Customs duty cuts have been effected on a variety of items such as meat, fish, milk, dairy products, and dry fruits, from Pakistan and Sri Lanka as part of attempts to boost trade within the South Asian region.

Official sources said that the latest round of tariff changes is aimed at deepening the tariff concessions given to those countries.

The new rates have come into effect from January 1, 2008.

Pharma products

All pharmaceutical products and drugs can now be imported at 10 per cent duty from LDCs, as against 12.5 per cent duty earlier.

However, tariff on drugs has not been cut in case of Pakistan and Sri Lanka, a Finance Ministry notification said.

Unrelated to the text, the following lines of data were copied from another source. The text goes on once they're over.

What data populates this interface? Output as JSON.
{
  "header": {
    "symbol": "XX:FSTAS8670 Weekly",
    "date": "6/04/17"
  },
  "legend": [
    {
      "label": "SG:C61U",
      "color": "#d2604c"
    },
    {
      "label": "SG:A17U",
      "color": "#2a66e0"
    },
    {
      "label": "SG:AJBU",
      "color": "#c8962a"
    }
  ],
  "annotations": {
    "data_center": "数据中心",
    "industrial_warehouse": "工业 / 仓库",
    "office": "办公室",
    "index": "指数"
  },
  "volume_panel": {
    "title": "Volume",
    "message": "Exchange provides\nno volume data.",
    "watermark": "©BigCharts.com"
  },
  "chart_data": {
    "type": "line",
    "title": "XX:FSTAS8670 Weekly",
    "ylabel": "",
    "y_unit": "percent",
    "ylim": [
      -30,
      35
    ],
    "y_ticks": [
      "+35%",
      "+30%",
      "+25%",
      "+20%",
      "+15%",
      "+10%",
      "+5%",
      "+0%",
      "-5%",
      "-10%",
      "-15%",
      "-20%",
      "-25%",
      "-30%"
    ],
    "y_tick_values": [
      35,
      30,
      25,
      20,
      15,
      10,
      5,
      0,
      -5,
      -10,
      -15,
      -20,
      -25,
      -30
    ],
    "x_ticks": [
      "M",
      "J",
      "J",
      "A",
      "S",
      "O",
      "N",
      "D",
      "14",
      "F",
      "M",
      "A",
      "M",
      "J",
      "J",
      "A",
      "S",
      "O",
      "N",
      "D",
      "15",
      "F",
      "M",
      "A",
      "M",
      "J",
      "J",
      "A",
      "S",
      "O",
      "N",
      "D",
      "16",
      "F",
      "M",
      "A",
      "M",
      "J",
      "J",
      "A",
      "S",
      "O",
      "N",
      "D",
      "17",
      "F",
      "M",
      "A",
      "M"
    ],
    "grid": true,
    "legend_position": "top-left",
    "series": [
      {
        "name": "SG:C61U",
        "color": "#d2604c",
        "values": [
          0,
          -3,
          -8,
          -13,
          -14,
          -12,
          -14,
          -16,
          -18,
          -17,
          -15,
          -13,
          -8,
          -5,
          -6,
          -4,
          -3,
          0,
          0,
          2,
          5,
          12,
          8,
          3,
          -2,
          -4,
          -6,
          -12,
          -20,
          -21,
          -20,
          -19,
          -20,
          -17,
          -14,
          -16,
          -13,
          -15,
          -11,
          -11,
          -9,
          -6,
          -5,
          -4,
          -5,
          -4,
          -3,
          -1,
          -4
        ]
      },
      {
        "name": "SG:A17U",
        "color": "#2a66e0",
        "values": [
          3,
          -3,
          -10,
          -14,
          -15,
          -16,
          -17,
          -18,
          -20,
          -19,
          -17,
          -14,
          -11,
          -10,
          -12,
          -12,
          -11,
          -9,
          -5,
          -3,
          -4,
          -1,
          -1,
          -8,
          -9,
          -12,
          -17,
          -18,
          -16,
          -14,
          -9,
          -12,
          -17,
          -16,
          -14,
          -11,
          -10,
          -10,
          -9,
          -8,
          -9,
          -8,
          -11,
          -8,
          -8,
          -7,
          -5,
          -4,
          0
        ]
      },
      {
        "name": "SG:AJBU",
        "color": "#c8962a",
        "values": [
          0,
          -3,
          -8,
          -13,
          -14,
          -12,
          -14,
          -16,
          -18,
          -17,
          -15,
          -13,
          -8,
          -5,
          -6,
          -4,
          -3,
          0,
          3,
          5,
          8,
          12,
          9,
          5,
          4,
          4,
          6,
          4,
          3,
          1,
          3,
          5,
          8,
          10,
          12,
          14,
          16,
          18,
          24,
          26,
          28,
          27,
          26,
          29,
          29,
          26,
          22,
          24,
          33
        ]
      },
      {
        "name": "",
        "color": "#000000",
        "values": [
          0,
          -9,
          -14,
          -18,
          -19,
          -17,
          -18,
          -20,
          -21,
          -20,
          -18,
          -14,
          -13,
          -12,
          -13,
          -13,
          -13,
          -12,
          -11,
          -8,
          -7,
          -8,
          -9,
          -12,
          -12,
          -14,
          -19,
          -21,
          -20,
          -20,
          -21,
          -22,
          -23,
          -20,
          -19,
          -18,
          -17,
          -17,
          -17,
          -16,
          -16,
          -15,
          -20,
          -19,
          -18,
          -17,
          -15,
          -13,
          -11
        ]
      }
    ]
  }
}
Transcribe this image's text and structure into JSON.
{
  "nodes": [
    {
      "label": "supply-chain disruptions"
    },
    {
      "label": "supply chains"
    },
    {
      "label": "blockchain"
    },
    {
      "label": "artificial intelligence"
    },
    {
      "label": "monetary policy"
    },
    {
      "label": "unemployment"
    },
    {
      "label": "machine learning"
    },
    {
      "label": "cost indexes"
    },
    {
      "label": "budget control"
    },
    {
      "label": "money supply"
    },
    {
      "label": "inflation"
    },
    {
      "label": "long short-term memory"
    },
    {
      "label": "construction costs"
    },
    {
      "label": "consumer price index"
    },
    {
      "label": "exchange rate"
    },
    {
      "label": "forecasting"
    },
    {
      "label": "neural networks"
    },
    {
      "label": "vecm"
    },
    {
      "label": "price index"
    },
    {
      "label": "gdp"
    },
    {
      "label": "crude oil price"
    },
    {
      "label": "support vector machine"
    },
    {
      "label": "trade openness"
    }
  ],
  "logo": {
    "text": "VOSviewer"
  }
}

Customs duty on fertiliser, lime and cement items has been cut to 10 per cent in case of LDCs, but it would remain at 12.5 per cent for Pakistan and Sri Lanka.

Dairy products, excluding milk powder, and butter oil can also been imported from Bangladesh, Nepal, Bhutan and the Maldives at zero duty.

The Agreement on South Asian Free Trade Area (SAFTA) came into force on January 1, 2006.

The SAFTA was signed on January 6, 2004 during the twelfth SAARC Summit in Islamabad.